Prune out dead wood;
rough ragged never gonna fruit,
done is done!
Pay attention to what is here,
not what isn't.
Send your roots into another row or field or bed.
Mow. Rake up all the grass.
Layer, as if you're expecting hail or a deep frost;
the end of winter is always unpredictable.
Add manure, plenty of manure
and call in the flies, the dung beetles, the worms.
Soon, there will be heat. Steam.
The pile will soften, break down, give in, let go.
Compost winter into spring,
take off those old clothes you've been wearing,
the despair like a hat on your head,
dig into the pile,
into the heat and the heart of what matters.
Plant your garden and remember, each year,
everything will be different;
compost what you can.


Luci Grossmith


"I heard a wood thrush in the dusk
Twirl three notes and make a star —
My heart that walked with bitterness
Came back from very far.
Three shining notes were all he had,
And yet they made a starry call —
I caught life back against my breast
And kissed it, scars and all."

Sara Teasdale - Wood Song, 1884-1923.

Heinrich Vogeler - Frühling - Porträt von Martha Vogeler, 1897


Wednesday, March 6, 2024

Major Facebook trouble all over the place

 I can log on to mine on the phone,but not on the laptop.  Very weird and frustrating. But at least I know I'm not alone in this craziness.  Facebook users all over the country and probably the world are struggling.
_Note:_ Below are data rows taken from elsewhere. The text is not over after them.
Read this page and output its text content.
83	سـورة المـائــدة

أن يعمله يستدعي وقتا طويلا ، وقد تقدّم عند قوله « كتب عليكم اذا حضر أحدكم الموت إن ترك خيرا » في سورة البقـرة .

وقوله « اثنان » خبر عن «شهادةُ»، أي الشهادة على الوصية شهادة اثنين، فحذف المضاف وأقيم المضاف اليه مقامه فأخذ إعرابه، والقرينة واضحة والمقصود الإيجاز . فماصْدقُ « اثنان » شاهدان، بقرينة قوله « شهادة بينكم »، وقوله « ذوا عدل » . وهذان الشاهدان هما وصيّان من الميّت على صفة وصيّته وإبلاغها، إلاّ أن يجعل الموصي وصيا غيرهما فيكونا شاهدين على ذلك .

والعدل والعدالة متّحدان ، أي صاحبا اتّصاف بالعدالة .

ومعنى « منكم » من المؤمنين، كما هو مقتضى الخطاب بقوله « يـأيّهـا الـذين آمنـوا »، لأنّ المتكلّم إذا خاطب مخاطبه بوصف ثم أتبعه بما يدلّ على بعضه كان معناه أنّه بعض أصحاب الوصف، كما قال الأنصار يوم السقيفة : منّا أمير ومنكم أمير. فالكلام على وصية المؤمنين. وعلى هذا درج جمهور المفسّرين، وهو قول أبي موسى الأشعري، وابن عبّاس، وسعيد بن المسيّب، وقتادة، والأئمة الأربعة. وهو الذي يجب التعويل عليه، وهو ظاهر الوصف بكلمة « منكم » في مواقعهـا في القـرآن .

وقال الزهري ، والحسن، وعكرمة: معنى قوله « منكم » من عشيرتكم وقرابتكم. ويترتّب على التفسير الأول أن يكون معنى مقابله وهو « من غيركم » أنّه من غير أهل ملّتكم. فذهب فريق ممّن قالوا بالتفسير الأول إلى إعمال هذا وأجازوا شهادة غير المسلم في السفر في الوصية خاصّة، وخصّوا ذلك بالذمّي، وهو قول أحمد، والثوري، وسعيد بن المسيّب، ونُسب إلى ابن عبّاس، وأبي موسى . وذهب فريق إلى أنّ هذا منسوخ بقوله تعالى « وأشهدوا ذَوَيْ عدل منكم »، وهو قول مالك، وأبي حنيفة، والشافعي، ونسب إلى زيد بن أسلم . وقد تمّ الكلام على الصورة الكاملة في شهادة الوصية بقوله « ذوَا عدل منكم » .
However, some weren't affected at all.

I mind because I can't post the beautiful artwork or photos or reallly anything.

Sigh. A first world problem.   It will get fixed eventually.

full moon over the Inn of Cape May




 

"March is the month of expectation,

The things we do not know,

The Persons of Prognostication

Are coming now.

We try to sham becoming firmness,

But pompous joy

Betrays us, as his first betrothal

Betrays a boy."

-  Emily Dickinson, XLVIII

 

 


Sparrow... art by Elena Selena


"This hill

crossed with broken pines and maples

lumpy with the burial mounds of

uprooted hemlocks (hurricane

of ’38) out of their

rotting hearts generations rise

trying once more to become

the forest

 

just beyond them

tall enough to be called trees

in their youth like aspen a bouquet

of young beech is gathered

 

they still wear last summer’s leaves 

the lightest brown almost translucent

how their stubbornness has decorated 

the winter woods"

-  Grace Paley, A Walk in March





The Rose-breasted Grosbeak won't arrive for another month or more.  I wait for him.




Tuesday, March 5, 2024

Harshness vanishing


Early Spring

  •  

    by Rainer Maria Rilke

     

    Harshness vanished. A sudden softness

    has replaced the meadows' wintry grey.

    Little rivulets of water changed

    their singing accents.

    Tendernesses, hesitantly, reach toward the earth

    from space, and country lanes are showing

    these unexpected subtle risings

    that find expression in the empty trees.